The idea of Artificial Intelligence is and has always been a marketing term. In my own discussions on the matter I am making a concerted effort to avoid it (much as I try to avoid the exonerative tense and to especially describe traffic accidents as collisions) in favor of describing particular technologies by name.
This piece in the MIT Technology Review does not go that far, but it does hammer on this idea that what it calls “predictive AI” is fundamentally different both in purpose and results, and if you are similarly trying to discuss this sort of thing with people who aren’t as well-versed on the topic, a good thing to send them.
Alternatively, you could take the predictive approach: Simply locate and point to an existing picture of a cat. That method is much less glamorous but more energy-efficient and more likely to be accurate, and it properly acknowledges the original source. Generative AI is designed to create things that look real; predictive AI identifies what is real.
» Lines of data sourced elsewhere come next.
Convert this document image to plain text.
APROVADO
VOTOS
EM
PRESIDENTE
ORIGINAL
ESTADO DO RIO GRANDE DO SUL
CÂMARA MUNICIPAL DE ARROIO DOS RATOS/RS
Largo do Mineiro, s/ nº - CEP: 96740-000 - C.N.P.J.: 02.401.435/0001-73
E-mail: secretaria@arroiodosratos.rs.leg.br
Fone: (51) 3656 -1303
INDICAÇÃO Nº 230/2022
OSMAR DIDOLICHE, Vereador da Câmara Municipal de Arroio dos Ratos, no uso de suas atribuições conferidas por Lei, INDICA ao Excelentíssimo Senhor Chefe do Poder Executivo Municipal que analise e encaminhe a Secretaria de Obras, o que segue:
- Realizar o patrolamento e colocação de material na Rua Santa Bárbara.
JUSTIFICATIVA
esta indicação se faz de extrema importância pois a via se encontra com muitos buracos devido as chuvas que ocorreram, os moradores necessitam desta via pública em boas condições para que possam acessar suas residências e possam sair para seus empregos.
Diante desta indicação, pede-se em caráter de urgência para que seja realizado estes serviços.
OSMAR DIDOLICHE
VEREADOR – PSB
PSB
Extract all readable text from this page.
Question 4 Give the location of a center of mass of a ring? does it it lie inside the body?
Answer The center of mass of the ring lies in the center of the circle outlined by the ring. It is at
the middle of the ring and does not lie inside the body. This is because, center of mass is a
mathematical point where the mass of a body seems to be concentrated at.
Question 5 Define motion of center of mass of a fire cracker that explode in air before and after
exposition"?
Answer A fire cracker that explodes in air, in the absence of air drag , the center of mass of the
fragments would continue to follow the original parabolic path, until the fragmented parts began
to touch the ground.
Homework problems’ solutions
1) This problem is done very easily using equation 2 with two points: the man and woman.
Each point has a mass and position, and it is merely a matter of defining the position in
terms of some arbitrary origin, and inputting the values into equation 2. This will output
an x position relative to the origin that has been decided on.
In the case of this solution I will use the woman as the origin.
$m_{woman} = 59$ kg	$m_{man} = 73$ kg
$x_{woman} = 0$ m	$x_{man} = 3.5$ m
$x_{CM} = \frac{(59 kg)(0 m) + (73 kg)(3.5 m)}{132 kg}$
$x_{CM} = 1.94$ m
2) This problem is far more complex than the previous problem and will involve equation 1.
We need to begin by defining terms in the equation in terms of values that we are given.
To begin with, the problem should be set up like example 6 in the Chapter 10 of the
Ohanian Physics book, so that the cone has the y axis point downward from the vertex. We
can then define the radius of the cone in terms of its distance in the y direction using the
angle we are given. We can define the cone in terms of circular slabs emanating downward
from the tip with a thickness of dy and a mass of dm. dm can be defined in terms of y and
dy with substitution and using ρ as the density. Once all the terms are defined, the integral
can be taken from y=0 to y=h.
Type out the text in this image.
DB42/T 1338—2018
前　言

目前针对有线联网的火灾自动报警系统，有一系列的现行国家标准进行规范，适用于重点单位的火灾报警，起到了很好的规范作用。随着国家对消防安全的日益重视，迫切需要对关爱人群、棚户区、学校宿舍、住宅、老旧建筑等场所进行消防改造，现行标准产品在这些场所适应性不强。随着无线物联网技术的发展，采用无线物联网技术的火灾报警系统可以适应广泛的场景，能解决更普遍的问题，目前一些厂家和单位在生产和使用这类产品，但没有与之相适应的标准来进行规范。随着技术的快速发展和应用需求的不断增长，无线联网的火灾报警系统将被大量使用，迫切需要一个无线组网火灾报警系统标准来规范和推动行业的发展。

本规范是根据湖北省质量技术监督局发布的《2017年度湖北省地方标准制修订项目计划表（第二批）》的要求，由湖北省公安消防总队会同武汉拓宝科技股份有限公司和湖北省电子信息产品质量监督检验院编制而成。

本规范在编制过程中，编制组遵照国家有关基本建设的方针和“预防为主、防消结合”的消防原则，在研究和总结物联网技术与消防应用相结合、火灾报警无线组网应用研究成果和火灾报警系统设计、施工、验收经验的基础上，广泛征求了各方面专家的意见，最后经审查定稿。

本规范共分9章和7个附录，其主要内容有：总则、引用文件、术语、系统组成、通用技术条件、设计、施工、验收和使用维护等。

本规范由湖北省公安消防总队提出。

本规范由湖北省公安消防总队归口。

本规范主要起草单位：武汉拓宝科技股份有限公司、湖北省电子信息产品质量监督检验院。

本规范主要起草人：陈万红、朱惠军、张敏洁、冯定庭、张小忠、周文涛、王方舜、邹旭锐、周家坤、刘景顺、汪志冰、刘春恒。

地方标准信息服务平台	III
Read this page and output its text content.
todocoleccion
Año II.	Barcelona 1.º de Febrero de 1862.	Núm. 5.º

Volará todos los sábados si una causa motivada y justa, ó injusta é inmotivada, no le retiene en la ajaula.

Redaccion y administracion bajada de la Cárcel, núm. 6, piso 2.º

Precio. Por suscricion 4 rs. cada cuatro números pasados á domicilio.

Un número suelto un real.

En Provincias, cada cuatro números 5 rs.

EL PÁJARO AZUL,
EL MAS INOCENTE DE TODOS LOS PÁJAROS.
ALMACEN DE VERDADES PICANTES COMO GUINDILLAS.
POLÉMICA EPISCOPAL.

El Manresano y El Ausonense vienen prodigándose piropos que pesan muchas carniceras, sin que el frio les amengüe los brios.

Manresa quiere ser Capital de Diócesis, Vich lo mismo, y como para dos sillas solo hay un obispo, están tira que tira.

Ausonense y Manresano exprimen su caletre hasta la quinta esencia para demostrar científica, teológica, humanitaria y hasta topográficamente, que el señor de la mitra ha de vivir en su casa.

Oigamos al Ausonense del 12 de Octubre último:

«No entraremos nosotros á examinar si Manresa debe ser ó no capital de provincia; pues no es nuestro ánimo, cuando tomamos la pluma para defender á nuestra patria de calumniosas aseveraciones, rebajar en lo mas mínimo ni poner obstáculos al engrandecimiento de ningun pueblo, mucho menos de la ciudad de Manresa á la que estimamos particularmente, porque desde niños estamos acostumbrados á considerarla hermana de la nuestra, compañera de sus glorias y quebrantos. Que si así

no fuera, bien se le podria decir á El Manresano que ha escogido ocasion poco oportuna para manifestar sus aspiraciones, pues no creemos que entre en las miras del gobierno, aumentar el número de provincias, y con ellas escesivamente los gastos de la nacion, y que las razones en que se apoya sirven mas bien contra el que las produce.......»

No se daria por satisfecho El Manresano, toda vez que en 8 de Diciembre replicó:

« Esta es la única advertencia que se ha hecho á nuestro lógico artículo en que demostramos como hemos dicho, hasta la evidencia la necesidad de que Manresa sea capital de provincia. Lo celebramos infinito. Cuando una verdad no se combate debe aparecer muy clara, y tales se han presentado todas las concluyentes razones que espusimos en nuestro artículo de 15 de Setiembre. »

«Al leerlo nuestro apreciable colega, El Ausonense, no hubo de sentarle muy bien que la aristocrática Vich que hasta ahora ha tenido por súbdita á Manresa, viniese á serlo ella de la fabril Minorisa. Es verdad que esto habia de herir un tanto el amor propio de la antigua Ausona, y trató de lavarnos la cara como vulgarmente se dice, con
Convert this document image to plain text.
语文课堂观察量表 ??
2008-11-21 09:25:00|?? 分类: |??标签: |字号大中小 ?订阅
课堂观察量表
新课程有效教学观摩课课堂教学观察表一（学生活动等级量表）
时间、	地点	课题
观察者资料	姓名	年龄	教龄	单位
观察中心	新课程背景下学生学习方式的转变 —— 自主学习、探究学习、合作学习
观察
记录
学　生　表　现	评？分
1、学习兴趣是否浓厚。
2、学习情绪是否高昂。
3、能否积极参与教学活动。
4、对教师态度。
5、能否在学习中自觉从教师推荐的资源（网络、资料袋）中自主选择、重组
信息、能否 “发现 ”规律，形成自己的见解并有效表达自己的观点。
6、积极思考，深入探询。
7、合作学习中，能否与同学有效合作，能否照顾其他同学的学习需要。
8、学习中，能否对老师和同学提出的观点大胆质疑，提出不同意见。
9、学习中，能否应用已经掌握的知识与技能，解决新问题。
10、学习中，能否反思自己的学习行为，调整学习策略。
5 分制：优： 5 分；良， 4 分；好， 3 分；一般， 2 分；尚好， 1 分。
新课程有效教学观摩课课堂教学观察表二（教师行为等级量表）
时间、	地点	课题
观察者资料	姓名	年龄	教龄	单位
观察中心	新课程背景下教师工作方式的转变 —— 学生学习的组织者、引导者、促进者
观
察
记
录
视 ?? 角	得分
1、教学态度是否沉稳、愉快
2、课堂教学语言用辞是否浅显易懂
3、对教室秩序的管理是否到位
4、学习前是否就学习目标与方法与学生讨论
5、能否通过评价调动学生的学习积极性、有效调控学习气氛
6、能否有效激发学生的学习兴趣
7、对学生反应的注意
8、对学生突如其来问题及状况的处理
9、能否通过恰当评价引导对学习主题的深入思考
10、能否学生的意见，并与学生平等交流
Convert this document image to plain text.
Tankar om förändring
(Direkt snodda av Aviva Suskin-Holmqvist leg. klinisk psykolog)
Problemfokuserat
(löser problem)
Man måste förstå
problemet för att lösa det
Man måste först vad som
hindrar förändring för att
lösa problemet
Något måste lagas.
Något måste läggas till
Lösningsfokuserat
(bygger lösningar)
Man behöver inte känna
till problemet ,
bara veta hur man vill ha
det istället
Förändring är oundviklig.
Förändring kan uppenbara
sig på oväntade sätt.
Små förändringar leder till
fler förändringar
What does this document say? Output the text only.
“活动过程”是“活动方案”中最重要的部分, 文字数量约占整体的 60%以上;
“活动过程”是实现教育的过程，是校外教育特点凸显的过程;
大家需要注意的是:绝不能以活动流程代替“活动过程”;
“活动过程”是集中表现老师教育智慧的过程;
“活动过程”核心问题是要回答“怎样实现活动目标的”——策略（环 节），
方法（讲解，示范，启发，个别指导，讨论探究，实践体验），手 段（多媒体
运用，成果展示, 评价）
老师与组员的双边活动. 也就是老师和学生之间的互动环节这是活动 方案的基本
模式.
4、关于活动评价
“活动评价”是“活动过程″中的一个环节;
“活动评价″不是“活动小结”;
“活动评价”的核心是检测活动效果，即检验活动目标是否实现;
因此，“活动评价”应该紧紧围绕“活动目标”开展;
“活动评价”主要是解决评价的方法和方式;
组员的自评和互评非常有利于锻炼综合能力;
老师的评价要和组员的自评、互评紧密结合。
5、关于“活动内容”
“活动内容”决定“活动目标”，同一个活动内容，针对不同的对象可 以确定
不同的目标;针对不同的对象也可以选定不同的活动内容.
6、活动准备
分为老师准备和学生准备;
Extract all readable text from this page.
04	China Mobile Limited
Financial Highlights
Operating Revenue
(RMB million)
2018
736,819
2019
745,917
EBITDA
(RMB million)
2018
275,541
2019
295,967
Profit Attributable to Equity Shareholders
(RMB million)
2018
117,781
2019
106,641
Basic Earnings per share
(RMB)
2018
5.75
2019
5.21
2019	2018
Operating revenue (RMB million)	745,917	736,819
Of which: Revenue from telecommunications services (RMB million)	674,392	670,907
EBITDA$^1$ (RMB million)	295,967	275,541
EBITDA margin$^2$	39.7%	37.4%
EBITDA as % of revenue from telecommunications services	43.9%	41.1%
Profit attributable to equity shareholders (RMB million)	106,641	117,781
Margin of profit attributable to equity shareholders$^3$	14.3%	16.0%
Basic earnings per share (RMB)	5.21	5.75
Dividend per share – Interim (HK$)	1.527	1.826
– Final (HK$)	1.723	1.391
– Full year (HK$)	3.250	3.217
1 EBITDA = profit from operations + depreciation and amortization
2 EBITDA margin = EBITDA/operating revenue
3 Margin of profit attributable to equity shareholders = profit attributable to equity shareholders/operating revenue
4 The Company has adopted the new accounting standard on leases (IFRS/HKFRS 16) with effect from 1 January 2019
A misunderstanding that generative systems are retrieving things when they are actually creating them has led to grave consequences when text is involved, requiring the withdrawal of legal rulings and the retraction of scientific articles.
§Waterway Map
An illustration of the world’s rivers, with width indicating the volume of water upstream of the point on the line. Finer details appear as you zoom in, it has all of the creeks near my house. Color coding is apparently by watershed. I was moderately surprised to learn that the Puget Sound apparently has less water volume than the Columbia River.
§in which our protagonist dreams of laurels
A meditation on the nature of free and open-source software, from the creator of Guile:
What I would like to say is that free software is a strategy. As a community of people that share some kind of liberatory principles of which free software has been a part, let use free software as best we can, among many other strategies.
§Public Domain Day 2026 is Coming: Here’s What to Know
Regular observers of copyright law’s favorite holiday know the drill: on January 1, 2026, a new crop of creative works from 1930 (along with sound recordings from 1925) will enter the public domain in the United States—ready to be remixed, recycled, or repurposed into B-grade horror films and ill-advised erotica.
It’s great to see things being put back into the commons.